In Cambridgeshire on organic land, egg-hatch was 52.6%. According to SCUC egg-hatch has started in East Lothian and the Borders of Scotland but is still less than 5%.
There has been some low level plant invasion, but with all larvae still at the first instar stage.
In Cambridgeshire/Hertfordshire and in North Lincolnshire 10% of plants have been invaded and in Suffolk and on organic soils in Cambridgeshire 8%. No plant invasion has been detected in Yorkshire or Scotland.
An egg-hatch insecticide spray may be worthwhile, even where egg numbers are only in the moderate infestation category of 100 to 250 eggs/m².
In Eastern England 47% of monitored sites, in the North 27% of sites and in Scotland 30% of sites were above this threshold level. Many later sown winter crops are potentially thought to be at risk, particularly if they have only one or two tillers at the time of Wheat Bulb fly hatch.
Sarah Hurry of Dow AgroSciences points outs that there are many late drilled, struggling, backward and thin winter crops this year that may well benefit from an application of Dursban WG in order to promote all important tiller survival.
She also warns spring cereal growers to be particularly vigilant to Wheat Bulb fly attack this season.
“Many spring crops are being drilled now at egg-hatch time. Wheat Bulb fly may attack spring barley or spring wheat before crops emerge. Crops at particular risk include those after bare fallow, potatoes, peas and sugar beet."

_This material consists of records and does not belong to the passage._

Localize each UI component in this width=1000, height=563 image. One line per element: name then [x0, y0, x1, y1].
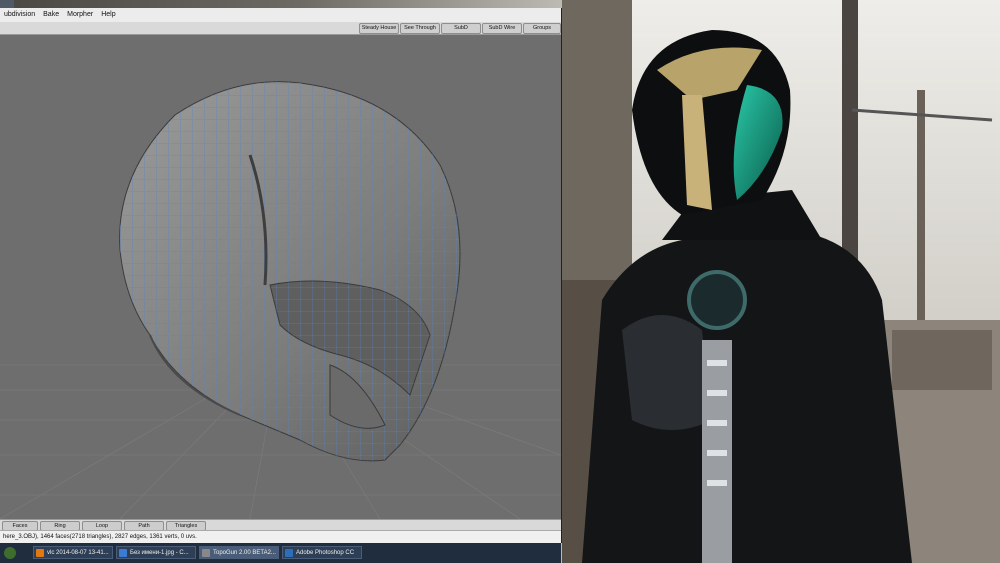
subd-button[interactable]: SubD — [441, 23, 481, 34]
menu-morpher[interactable]: Morpher — [63, 8, 97, 22]
menu-bake[interactable]: Bake — [39, 8, 63, 22]
menu-help[interactable]: Help — [97, 8, 119, 22]
menubar: ubdivision Bake Morpher Help — [0, 8, 561, 23]
taskbar: vlc 2014-08-07 13-41... Без имени-1.jpg … — [0, 543, 561, 563]
topogun-icon — [202, 549, 210, 557]
task-label: Adobe Photoshop CC — [296, 550, 355, 556]
see-through-button[interactable]: See Through — [400, 23, 440, 34]
task-label: vlc 2014-08-07 13-41... — [47, 550, 109, 556]
taskbar-item-photoshop[interactable]: Adobe Photoshop CC — [282, 546, 362, 559]
taskbar-item-topogun[interactable]: TopoGun 2.00 BETA2... — [199, 546, 279, 559]
menu-subdivision[interactable]: ubdivision — [0, 8, 39, 22]
subd-wire-button[interactable]: SubD Wire — [482, 23, 522, 34]
image-file-icon — [119, 549, 127, 557]
3d-viewport[interactable] — [0, 35, 561, 519]
view-toolbar: Steady House See Through SubD SubD Wire … — [0, 22, 561, 35]
steady-house-button[interactable]: Steady House — [359, 23, 399, 34]
topogun-window: ubdivision Bake Morpher Help Steady Hous… — [0, 8, 562, 543]
groups-button[interactable]: Groups — [523, 23, 561, 34]
status-bar: here_3.OBJ), 1464 faces(2718 triangles),… — [0, 530, 561, 543]
robot-render-image — [562, 0, 1000, 563]
helmet-mesh[interactable] — [119, 81, 461, 462]
vlc-icon — [36, 549, 44, 557]
photoshop-icon — [285, 549, 293, 557]
taskbar-item-vlc[interactable]: vlc 2014-08-07 13-41... — [33, 546, 113, 559]
taskbar-item-image[interactable]: Без имени-1.jpg - C... — [116, 546, 196, 559]
viewport-canvas[interactable] — [0, 35, 561, 519]
task-label: TopoGun 2.00 BETA2... — [213, 550, 276, 556]
start-button-icon[interactable] — [4, 547, 16, 559]
task-label: Без имени-1.jpg - C... — [130, 550, 189, 556]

“In winter cereals, Dursban WG should be applied at egg-hatch at 1 kg/ha in 200-1000 litres of water. In the event of prolonged egg-hatch, a repeat application of Dursban WG may be required, particularly on organic soils. If necessary Dursban WG can be applied to frosty ground but should not be tank mixed,” reminds Sarah.
When applying Dursban WG, growers should be aware of the 14 day interval between applications of Dursban WG and Unite or Broadway Star, regardless of weather conditions. For approved formulations of iodosulfuron-methyl-sodium and mesosulfuron-methyl, a longer interval of 4 weeks is required for crop safety reasons.
"Protecting crop protection products today is even more important than ever. A more stringent 'aquatic organism risk assessment' for plant protection products under routine EU/UK review means that existing label no-spray buffer zones adjacent to watercourses may not be considered sufficient. Adoption of 75% low drift nozzles may allow many crop protection products to pass this aquatic risk assessment."